Soil Carbon and Phosphorus Responses to Hydrologic Management Scenarios in Everglades Restoration.

The Synthesis of Everglades Research and Ecosystem Services (SERES) project is a multi-disciplinary effort to evaluate a range of novel Everglades restoration options, building upon the Comprehensive Everglades Restoration Plan(CERP) but using alternative storage and decompartmentalization options. In an effort to provide land managers and agency decision makers sound scientific guidance for continuation of Everglades restoration activities, a series of five restoration scenarios were assessed using the Everglades Landscape Model (ELM). The ELM explicitly integrates fully dynamic flux equations that integrate hydrology, nutrients, plants, and soils. The model incorporates both overland and subsurface groundwater flows. the modeled restoration scenarios included the existing baseline condition of the ecosystem (ECB), full implementation of CERP, and three intermediate scenarios termed Options C,D, and E in reference to three levels of hydrologic restoration incrementally approaching full CERP. Metrics of evaluation under ELM included changes to organic soil accretion rate and soil total phosphorus (TP) accretion rates in 500m x 500m grid cells across 1, 033,450 hectares of wetland landscape.
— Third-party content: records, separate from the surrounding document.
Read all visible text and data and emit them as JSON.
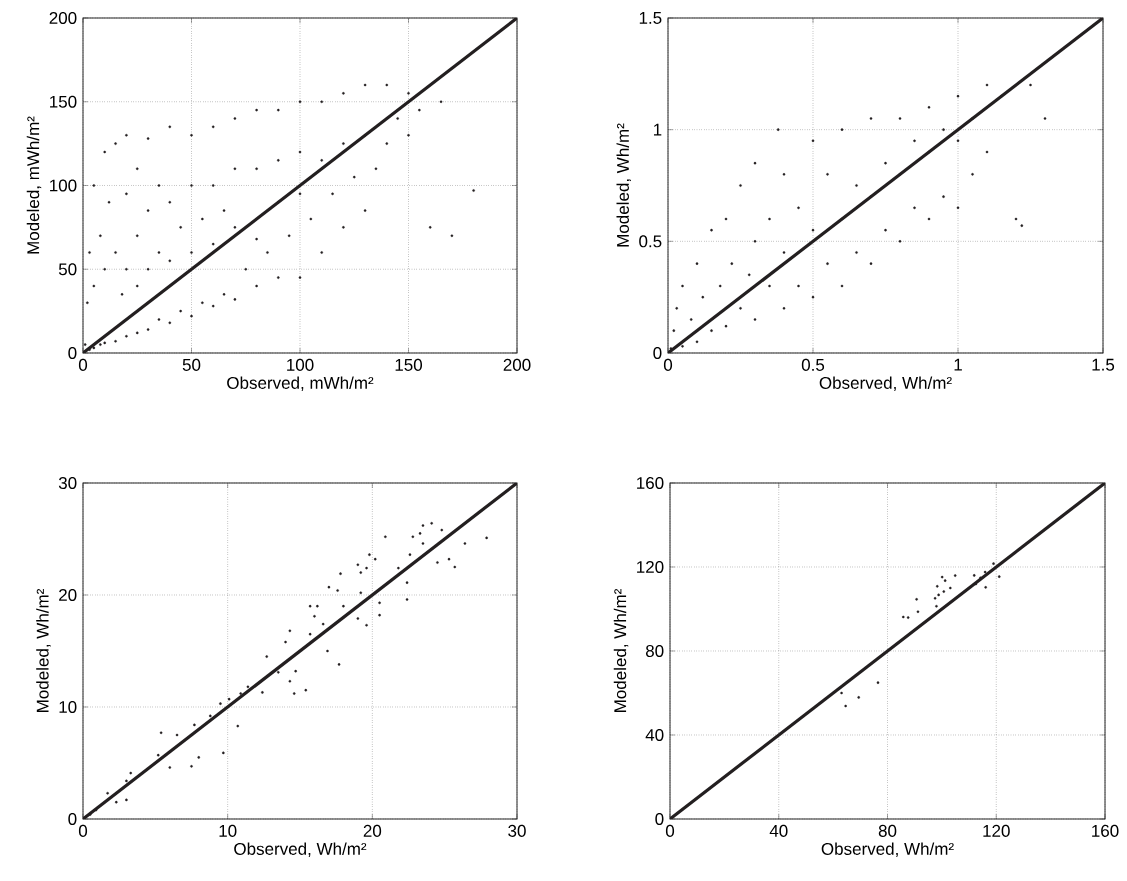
{
  "chart_data": [
    {
      "type": "scatter",
      "xlabel": "Observed, mWh/m²",
      "ylabel": "Modeled, mWh/m²",
      "xlim": [
        0,
        200
      ],
      "ylim": [
        0,
        200
      ],
      "xticks": [
        0,
        50,
        100,
        150,
        200
      ],
      "yticks": [
        0,
        50,
        100,
        150,
        200
      ],
      "grid": true,
      "series": [
        {
          "type": "scatter",
          "marker": "circle",
          "color": "#231f20",
          "x": [
            1,
            2,
            3,
            3,
            5,
            5,
            5,
            8,
            8,
            10,
            10,
            10,
            12,
            15,
            15,
            15,
            18,
            20,
            20,
            20,
            20,
            25,
            25,
            25,
            25,
            30,
            30,
            30,
            30,
            35,
            35,
            35,
            40,
            40,
            40,
            40,
            45,
            45,
            50,
            50,
            50,
            50,
            55,
            55,
            60,
            60,
            60,
            60,
            65,
            65,
            70,
            70,
            70,
            70,
            75,
            80,
            80,
            80,
            80,
            85,
            90,
            90,
            90,
            90,
            95,
            100,
            100,
            100,
            100,
            105,
            110,
            110,
            110,
            115,
            120,
            120,
            120,
            125,
            130,
            130,
            130,
            135,
            140,
            140,
            145,
            150,
            150,
            155,
            160,
            165,
            170,
            180
          ],
          "values": [
            5,
            30,
            60,
            2,
            100,
            40,
            3,
            70,
            5,
            120,
            50,
            6,
            90,
            125,
            60,
            7,
            35,
            130,
            95,
            50,
            10,
            110,
            70,
            40,
            12,
            128,
            85,
            50,
            14,
            100,
            60,
            20,
            135,
            90,
            55,
            18,
            75,
            25,
            130,
            100,
            60,
            22,
            80,
            30,
            135,
            100,
            65,
            28,
            85,
            35,
            140,
            110,
            75,
            32,
            50,
            145,
            110,
            68,
            40,
            60,
            145,
            115,
            90,
            45,
            70,
            150,
            120,
            95,
            45,
            80,
            150,
            115,
            60,
            95,
            155,
            125,
            75,
            105,
            160,
            130,
            85,
            110,
            160,
            125,
            140,
            155,
            130,
            145,
            75,
            150,
            70,
            97
          ]
        },
        {
          "type": "line",
          "marker": "none",
          "color": "#231f20",
          "x": [
            0,
            200
          ],
          "values": [
            0,
            200
          ]
        }
      ]
    },
    {
      "type": "scatter",
      "xlabel": "Observed, Wh/m²",
      "ylabel": "Modeled, Wh/m²",
      "xlim": [
        0,
        1.5
      ],
      "ylim": [
        0,
        1.5
      ],
      "xticks": [
        0,
        0.5,
        1,
        1.5
      ],
      "yticks": [
        0,
        0.5,
        1,
        1.5
      ],
      "grid": true,
      "series": [
        {
          "type": "scatter",
          "marker": "circle",
          "color": "#231f20",
          "x": [
            0.01,
            0.02,
            0.03,
            0.05,
            0.05,
            0.08,
            0.1,
            0.1,
            0.12,
            0.15,
            0.15,
            0.18,
            0.2,
            0.2,
            0.22,
            0.25,
            0.25,
            0.28,
            0.3,
            0.3,
            0.3,
            0.35,
            0.35,
            0.38,
            0.4,
            0.4,
            0.4,
            0.45,
            0.45,
            0.5,
            0.5,
            0.5,
            0.55,
            0.55,
            0.6,
            0.6,
            0.6,
            0.65,
            0.65,
            0.7,
            0.7,
            0.7,
            0.75,
            0.75,
            0.8,
            0.8,
            0.8,
            0.85,
            0.85,
            0.9,
            0.9,
            0.9,
            0.95,
            0.95,
            1.0,
            1.0,
            1.0,
            1.05,
            1.05,
            1.1,
            1.1,
            1.15,
            1.2,
            1.22,
            1.25,
            1.3
          ],
          "values": [
            0.02,
            0.1,
            0.2,
            0.03,
            0.3,
            0.15,
            0.4,
            0.05,
            0.25,
            0.55,
            0.1,
            0.3,
            0.6,
            0.12,
            0.4,
            0.75,
            0.2,
            0.35,
            0.85,
            0.5,
            0.15,
            0.6,
            0.3,
            1.0,
            0.8,
            0.45,
            0.2,
            0.65,
            0.3,
            0.95,
            0.55,
            0.25,
            0.8,
            0.4,
            1.0,
            0.6,
            0.3,
            0.75,
            0.45,
            1.05,
            0.7,
            0.4,
            0.85,
            0.55,
            1.05,
            0.8,
            0.5,
            0.95,
            0.65,
            1.1,
            0.9,
            0.6,
            1.0,
            0.7,
            1.15,
            0.95,
            0.65,
            1.05,
            0.8,
            1.2,
            0.9,
            1.15,
            0.6,
            0.57,
            1.2,
            1.05
          ]
        },
        {
          "type": "line",
          "marker": "none",
          "color": "#231f20",
          "x": [
            0,
            1.5
          ],
          "values": [
            0,
            1.5
          ]
        }
      ]
    },
    {
      "type": "scatter",
      "xlabel": "Observed, Wh/m²",
      "ylabel": "Modeled, Wh/m²",
      "xlim": [
        0,
        30
      ],
      "ylim": [
        0,
        30
      ],
      "xticks": [
        0,
        10,
        20,
        30
      ],
      "yticks": [
        0,
        10,
        20,
        30
      ],
      "grid": true,
      "series": [
        {
          "type": "scatter",
          "marker": "circle",
          "color": "#231f20",
          "x": [
            27.9,
            26.4,
            25.7,
            25.3,
            24.8,
            24.1,
            23.5,
            23.3,
            22.8,
            23.5,
            22.6,
            24.5,
            22.4,
            22.4,
            21.8,
            20.9,
            20.5,
            20.5,
            19.8,
            19.6,
            20.2,
            19.0,
            19.2,
            19.2,
            19.6,
            19.0,
            17.8,
            17.7,
            17.0,
            17.6,
            18.0,
            16.2,
            15.7,
            15.7,
            16.0,
            16.6,
            16.9,
            15.4,
            14.6,
            14.3,
            14.0,
            14.7,
            14.3,
            12.7,
            12.4,
            13.5,
            11.4,
            10.9,
            10.7,
            10.1,
            9.5,
            9.7,
            8.8,
            8.0,
            7.5,
            7.7,
            6.5,
            5.4,
            6.0,
            5.2,
            3.3,
            3.0,
            2.3,
            3.0,
            1.7,
            0.9,
            0.5
          ],
          "values": [
            25.1,
            24.6,
            22.5,
            23.2,
            25.8,
            26.4,
            26.2,
            25.5,
            25.2,
            24.6,
            23.6,
            22.9,
            19.6,
            21.1,
            22.4,
            25.2,
            19.3,
            18.2,
            23.6,
            22.4,
            23.2,
            22.7,
            22.0,
            20.2,
            17.3,
            17.9,
            21.9,
            13.8,
            20.7,
            20.4,
            19.0,
            19.0,
            19.0,
            16.5,
            18.1,
            17.4,
            15.0,
            11.5,
            11.2,
            16.8,
            15.8,
            13.2,
            12.3,
            14.5,
            11.3,
            13.1,
            11.8,
            11.2,
            8.3,
            10.7,
            10.3,
            5.9,
            9.2,
            5.5,
            4.7,
            8.4,
            7.5,
            7.7,
            4.6,
            5.7,
            4.1,
            1.7,
            1.5,
            3.4,
            2.3,
            0.8,
            0.4
          ]
        },
        {
          "type": "line",
          "marker": "none",
          "color": "#231f20",
          "x": [
            0,
            30
          ],
          "values": [
            0,
            30
          ]
        }
      ]
    },
    {
      "type": "scatter",
      "xlabel": "Observed, Wh/m²",
      "ylabel": "Modeled, Wh/m²",
      "xlim": [
        0,
        160
      ],
      "ylim": [
        0,
        160
      ],
      "xticks": [
        0,
        40,
        80,
        120,
        160
      ],
      "yticks": [
        0,
        40,
        80,
        120,
        160
      ],
      "grid": true,
      "series": [
        {
          "type": "scatter",
          "marker": "circle",
          "color": "#231f20",
          "x": [
            63.1,
            64.6,
            69.4,
            76.5,
            85.8,
            87.6,
            90.7,
            91.2,
            97.5,
            98.0,
            98.3,
            98.8,
            100.1,
            100.7,
            101.2,
            103.1,
            104.9,
            111.9,
            112.5,
            114.2,
            115.9,
            116.1,
            119.0,
            121.1
          ],
          "values": [
            60.0,
            53.8,
            57.9,
            64.9,
            96.2,
            95.9,
            104.6,
            98.7,
            105.1,
            101.3,
            110.8,
            106.7,
            115.2,
            108.3,
            113.5,
            110.0,
            115.9,
            116.0,
            111.9,
            114.8,
            117.6,
            110.3,
            121.6,
            115.4
          ]
        },
        {
          "type": "line",
          "marker": "none",
          "color": "#231f20",
          "x": [
            0,
            160
          ],
          "values": [
            0,
            160
          ]
        }
      ]
    }
  ]
}
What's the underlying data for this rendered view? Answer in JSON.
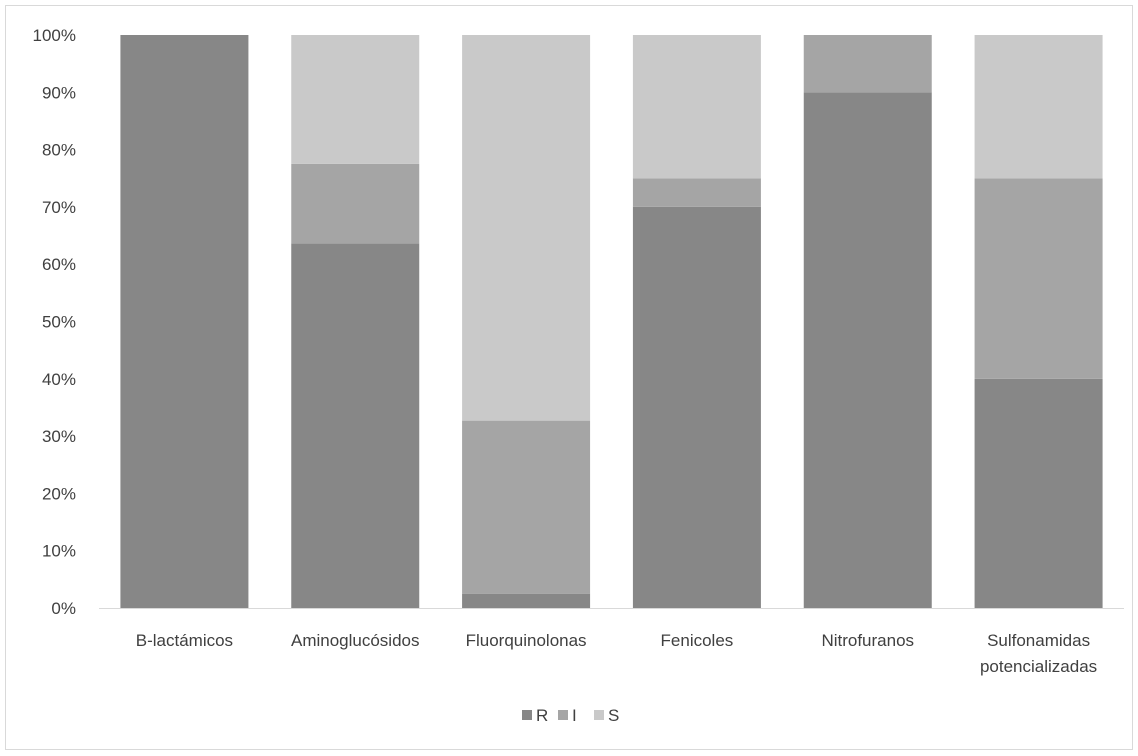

While the ECB scenario had the highest level of organic soil accretion over the 36 year period of simulation (7,460,000 Mg C compared to CERP 6,770,000 Mg C), the negative impact of P accumulation across the Everglades (an additional 17,725 hectares of P impacted landscape) was deemed an unacceptable loss of habitat and thus did not offset the gain in soil accretion or C sequestration. Additionally, while Options C,D,E allowed for partial implementation of CERP, they were inferior with respect to the measures of assessment utilized in this investigation of soil responses to hydrologic restoration.